As a promo for Horseshoe, they did an informal training ride of the course last Saturday.
It's a beautiful ride – there was one section through forest that was lined with more trilliums than I have ever seen. Almost enough to forgive the climb they were on. (Below is video from the 2012 Horseshoe ride.)

Almost like this
The challenge here was riding farther than I had ever ridden before.

What I didn't know was how damned hilly the course was.

So lots of opportunities to put my personal vendetta against hills to the test.

And I learned a few things:



1. Speed is easy, endurance is hard. I can stick with the faster riders – sort of. I was able to hang on to the front-end group for about the first 65-70 km, then they decisively dropped my ass – on a hill. So speed is less of an issue than endurance. And being able to kick it up a notch when necessary.

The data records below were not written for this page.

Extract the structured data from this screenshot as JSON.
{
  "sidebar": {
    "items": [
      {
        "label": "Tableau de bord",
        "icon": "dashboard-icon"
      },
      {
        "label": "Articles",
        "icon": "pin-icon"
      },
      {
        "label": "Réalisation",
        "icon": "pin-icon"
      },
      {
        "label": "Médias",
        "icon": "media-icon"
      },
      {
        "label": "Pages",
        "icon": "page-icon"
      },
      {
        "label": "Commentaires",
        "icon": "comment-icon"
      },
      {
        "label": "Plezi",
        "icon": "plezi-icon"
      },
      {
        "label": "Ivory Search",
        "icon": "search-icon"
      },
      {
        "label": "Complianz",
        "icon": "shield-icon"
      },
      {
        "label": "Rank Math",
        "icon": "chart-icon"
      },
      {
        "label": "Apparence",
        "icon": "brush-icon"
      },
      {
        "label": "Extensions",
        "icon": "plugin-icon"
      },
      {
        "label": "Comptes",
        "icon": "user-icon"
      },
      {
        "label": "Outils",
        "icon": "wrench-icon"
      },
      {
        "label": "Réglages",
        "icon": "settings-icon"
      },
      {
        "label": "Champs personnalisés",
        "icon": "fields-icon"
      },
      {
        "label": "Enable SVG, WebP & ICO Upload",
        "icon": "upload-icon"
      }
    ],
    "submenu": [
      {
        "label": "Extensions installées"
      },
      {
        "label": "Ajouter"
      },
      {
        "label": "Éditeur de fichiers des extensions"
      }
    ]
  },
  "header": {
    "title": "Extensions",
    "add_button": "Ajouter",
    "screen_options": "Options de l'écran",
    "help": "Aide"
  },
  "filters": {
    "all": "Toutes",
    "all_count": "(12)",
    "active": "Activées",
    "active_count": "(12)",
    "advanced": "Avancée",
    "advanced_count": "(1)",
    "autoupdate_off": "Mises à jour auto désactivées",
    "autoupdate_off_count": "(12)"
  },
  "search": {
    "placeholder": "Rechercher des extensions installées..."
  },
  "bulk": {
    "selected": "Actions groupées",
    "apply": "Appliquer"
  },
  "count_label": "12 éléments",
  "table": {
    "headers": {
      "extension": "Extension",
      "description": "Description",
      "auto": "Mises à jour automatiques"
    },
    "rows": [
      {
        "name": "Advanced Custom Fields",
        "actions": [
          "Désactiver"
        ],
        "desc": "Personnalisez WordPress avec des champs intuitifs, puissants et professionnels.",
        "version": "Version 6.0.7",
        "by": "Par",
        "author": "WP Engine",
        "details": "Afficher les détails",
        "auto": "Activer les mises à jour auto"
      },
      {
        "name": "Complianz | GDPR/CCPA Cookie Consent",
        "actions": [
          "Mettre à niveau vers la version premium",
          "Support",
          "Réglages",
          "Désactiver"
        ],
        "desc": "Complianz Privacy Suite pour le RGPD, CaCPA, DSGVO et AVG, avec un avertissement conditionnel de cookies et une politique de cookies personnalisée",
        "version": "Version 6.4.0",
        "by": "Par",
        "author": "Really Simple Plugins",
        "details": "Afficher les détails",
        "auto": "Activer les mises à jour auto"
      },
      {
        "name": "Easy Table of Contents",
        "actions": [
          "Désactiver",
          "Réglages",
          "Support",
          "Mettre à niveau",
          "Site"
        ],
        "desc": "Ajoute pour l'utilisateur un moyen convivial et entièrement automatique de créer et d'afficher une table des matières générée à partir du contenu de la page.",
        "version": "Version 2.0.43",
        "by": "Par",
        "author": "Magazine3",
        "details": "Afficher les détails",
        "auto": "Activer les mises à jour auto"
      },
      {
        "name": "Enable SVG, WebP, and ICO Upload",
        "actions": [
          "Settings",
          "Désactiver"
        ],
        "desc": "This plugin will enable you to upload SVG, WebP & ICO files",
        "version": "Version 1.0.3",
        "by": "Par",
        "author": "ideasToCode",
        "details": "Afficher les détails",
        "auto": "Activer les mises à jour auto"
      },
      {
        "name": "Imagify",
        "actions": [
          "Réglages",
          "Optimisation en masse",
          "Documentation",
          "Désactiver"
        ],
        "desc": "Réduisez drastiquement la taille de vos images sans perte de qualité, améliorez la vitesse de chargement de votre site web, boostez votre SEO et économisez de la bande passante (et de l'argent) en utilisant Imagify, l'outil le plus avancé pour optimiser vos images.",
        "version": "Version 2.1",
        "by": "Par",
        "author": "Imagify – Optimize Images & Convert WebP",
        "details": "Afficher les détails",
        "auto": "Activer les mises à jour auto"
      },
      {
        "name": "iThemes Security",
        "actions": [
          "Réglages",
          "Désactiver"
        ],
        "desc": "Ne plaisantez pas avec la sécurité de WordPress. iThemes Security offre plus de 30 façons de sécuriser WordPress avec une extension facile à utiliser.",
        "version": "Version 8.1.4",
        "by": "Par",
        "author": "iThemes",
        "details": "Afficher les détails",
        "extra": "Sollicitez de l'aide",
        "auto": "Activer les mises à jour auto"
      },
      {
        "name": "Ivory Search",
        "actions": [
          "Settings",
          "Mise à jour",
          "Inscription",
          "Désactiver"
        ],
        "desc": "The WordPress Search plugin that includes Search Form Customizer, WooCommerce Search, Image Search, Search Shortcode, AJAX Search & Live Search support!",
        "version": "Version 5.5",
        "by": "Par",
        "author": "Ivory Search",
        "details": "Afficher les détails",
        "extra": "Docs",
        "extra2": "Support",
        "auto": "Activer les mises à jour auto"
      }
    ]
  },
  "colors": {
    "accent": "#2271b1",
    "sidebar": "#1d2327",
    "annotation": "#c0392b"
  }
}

2. That body-mind thing is no joke. It's remarkable how the physical collapse and the psychological collapse go hand in hand. When shit gets real, and you start to fade a bit, and the group starts to inch away, there's a moment when it feels like your will and your body give in together.
And boom: you're dropped. Like a rock.

3. Don't let the group dictate your climb. When riding in the middle of the pack and approaching a hill, over and over I would let myself get sucked in to trying to ride with the wheel in front of me. I like to gear up and accelerate a bit to get some momentum and have a few gears in reserve to climb with. Inevitably the group would slow at the base of the hill and accordion, and I would get my whole rhythm blown, wrong gears, wrong cadence and struggling to keep my act together. It was doubly dumb because the group always broke up on the hills anyway.

4. Stay fuelled. I'm not sure I totally got this right, but I tried to be consuming calories from the very start, and kept at it steadily throughout. (Thanks to the Powerbar guys for the chews, BTW, they were great.) In the end I was very tired, but not wiped right out. Bearing in mind that on a ride of that length, most people will be burning somewhere between 3500 & 4000 Calories. (My HR monitor watch estimated 4127 cal, but I'm not convinced of its accuracy.) And I think pounding back the protein-laden recovery bar along with all the carbs I could get my hands on as soon as I stopped helped make the next day pretty painless.